Tell me about your first time:
 I liked Star Wars when I was young. Really liked. I collected all the books, which were usually written by names from the science fiction and fantasy world, and so when I saw their names pop up elsewhere, I read their stuff. Which I presume is how I came to read ‘Children of the Night’, recognising Rusch’s name from her novel The New Rebellion.

I was probably about eleven. I was used to safe, easy stories, even if they were nominally ‘horror’. If I read about vampires, it was in schlocky, pulp, kid- or teen-friendly stories. I remember reading ‘Children of the Night’ and being totally freaked out. It felt grimy, and realistic, and complex in a way I didn’t really know how to understand. Long afterwards I remembered two things about it. The first: the visceral horror of the children who are raised by vampires, only to have their ‘parents’ murdered. The central idea of the story – that vampires might also care for their charges – I found uniquely disturbing; I’d not encountered this kind of ambiguous storytelling before, and it was perhaps the first thing I read that took horror from the everyday-within-the-monstrous, rather than from melodramatic pantomime.

The second was something about words: a brother and a sister who remember that, when they were young, certain words were imbued with psychological meaning, so that they thought of them as dirty or powerful, when they were insignificant to anyone else. I found this idea profoundly fascinating, carrying overtones of seduction, sexuality and power before I was old enough to put a vocabulary to those sorts of things.

Sum it up: 
Cammie works for a vampire rehabilitation centre, though there’s not much rehabilitating going on,  and when she carries out an eradication on a vampire who has a small child, it brings up dark memories…

Second reading:
 It took me ages to figure out what this story was. I was certain I remembered the author, and was convinced I’d read the story in an anthology of vampire stories, but when I searched through the publishing history I could find no record of the anthology. Eventually I ran across Sins of the Blood, a novel, and realised that the plot was very similar to what I remembered, and from there discovered that the short story ‘Children of the Night’ re-appears as part of Sins of the Blood, and so I reasoned this must be the story.

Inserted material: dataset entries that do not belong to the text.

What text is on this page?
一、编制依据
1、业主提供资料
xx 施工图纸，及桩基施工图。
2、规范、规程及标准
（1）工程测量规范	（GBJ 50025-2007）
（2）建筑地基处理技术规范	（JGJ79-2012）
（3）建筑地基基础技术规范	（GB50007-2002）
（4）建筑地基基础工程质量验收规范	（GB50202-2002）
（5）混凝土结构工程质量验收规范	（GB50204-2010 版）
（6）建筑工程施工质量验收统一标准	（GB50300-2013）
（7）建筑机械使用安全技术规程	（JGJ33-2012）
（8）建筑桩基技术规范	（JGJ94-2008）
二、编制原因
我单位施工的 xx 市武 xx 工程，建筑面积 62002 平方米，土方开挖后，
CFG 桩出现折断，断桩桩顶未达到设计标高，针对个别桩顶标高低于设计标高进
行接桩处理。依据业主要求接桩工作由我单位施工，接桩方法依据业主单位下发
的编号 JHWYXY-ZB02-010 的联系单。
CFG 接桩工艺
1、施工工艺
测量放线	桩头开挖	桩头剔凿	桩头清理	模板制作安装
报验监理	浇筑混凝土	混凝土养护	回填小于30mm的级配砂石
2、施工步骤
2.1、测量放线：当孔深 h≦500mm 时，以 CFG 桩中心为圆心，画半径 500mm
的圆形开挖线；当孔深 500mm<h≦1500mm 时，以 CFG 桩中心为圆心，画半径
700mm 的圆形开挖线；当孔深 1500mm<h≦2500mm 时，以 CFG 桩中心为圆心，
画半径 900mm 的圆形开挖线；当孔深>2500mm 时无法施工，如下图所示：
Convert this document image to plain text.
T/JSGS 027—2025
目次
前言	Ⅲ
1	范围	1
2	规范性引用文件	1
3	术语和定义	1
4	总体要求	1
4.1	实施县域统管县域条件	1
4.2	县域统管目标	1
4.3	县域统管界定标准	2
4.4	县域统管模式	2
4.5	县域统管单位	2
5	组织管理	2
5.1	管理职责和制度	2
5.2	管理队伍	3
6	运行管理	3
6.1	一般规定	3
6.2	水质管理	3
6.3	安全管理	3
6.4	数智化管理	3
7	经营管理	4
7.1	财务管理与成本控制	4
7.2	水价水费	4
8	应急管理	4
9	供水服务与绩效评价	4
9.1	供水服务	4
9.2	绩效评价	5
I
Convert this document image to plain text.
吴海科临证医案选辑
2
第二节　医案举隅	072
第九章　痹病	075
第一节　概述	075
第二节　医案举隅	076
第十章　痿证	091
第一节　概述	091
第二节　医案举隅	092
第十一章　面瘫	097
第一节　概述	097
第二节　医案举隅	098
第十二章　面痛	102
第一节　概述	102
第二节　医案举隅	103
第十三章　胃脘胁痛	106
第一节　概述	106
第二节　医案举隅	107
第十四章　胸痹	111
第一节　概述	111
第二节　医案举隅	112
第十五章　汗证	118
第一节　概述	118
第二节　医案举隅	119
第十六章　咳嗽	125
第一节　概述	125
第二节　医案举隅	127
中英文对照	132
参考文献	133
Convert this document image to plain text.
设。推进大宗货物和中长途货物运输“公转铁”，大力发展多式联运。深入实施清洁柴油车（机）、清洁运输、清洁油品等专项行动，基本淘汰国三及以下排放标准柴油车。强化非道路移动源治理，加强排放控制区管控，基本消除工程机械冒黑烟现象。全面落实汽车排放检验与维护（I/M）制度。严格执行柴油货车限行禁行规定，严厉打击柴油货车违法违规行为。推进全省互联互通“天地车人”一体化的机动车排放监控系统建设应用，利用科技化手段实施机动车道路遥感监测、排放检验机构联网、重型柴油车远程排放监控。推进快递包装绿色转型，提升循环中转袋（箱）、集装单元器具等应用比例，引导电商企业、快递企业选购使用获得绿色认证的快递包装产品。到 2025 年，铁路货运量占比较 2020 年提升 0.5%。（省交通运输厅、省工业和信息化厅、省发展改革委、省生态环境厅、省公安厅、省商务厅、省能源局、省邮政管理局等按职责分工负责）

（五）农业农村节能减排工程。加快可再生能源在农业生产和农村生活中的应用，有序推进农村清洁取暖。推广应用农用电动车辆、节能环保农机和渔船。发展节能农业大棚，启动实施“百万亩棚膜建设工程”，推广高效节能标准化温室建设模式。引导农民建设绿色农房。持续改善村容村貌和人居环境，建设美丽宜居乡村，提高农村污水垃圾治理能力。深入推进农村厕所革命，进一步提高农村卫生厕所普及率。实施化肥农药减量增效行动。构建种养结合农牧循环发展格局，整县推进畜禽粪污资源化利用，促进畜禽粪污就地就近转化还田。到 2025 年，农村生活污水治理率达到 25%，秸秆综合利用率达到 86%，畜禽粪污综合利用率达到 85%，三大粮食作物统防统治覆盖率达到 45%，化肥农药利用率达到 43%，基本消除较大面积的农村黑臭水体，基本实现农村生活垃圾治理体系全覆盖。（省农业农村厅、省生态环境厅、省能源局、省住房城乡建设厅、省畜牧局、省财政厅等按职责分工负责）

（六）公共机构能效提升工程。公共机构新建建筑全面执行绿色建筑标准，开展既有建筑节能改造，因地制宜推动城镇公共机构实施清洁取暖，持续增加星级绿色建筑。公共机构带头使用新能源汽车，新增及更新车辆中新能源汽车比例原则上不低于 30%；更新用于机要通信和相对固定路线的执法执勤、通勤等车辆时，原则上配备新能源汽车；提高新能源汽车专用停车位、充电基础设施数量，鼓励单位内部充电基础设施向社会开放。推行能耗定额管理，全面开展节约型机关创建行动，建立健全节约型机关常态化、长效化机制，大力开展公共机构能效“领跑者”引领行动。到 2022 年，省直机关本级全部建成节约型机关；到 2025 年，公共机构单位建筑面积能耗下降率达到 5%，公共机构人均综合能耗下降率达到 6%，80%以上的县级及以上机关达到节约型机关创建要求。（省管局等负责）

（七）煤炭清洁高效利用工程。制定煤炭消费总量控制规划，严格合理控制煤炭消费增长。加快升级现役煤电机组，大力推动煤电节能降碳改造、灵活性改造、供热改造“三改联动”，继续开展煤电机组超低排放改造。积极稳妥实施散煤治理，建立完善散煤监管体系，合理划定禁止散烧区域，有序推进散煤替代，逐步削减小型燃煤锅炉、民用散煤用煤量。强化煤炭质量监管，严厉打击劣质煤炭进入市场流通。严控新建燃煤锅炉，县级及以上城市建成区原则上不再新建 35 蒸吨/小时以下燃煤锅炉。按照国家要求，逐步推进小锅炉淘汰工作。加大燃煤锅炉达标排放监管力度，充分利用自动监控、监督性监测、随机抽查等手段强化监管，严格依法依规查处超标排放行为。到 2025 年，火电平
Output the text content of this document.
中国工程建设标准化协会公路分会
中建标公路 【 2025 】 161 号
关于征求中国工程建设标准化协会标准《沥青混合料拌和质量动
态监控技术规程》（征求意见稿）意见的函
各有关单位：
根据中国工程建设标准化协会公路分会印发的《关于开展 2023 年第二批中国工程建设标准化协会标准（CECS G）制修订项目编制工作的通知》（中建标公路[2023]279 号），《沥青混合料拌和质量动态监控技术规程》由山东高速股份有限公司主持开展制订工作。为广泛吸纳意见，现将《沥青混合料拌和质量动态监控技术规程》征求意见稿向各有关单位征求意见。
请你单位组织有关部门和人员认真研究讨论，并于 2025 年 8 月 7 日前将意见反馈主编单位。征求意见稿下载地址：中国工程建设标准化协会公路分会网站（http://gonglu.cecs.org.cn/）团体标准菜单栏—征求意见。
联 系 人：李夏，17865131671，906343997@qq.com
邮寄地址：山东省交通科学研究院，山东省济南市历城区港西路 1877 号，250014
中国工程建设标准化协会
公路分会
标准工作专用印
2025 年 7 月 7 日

And indeed it seems it was, for the first part of what I remembered was right there: the children of the vampires, and the uncomfortable exploration of the monster as parent. I thought that perhaps, with eighteen years of further reading under my belt, I might discover that the story was less complex than I’d imagine, but it still retains a discomfiting sense of atmosphere even if I am no longer taken by surprise by the grey shades of characterisation of the vampires.

But of the second thing I remembered – the words given power – there was no sign, and so I still don’t know where that came from. Perhaps from another story in the collection, which in my childhood memory I have conflated, or perhaps from somewhere else entirely. It remains frustratingly elusive, and if anyone has any hint as to where I might look to find it, please let me know.

Where can I read it:
 The short story ‘Children of the Night’ is available on Amazon as an ebook.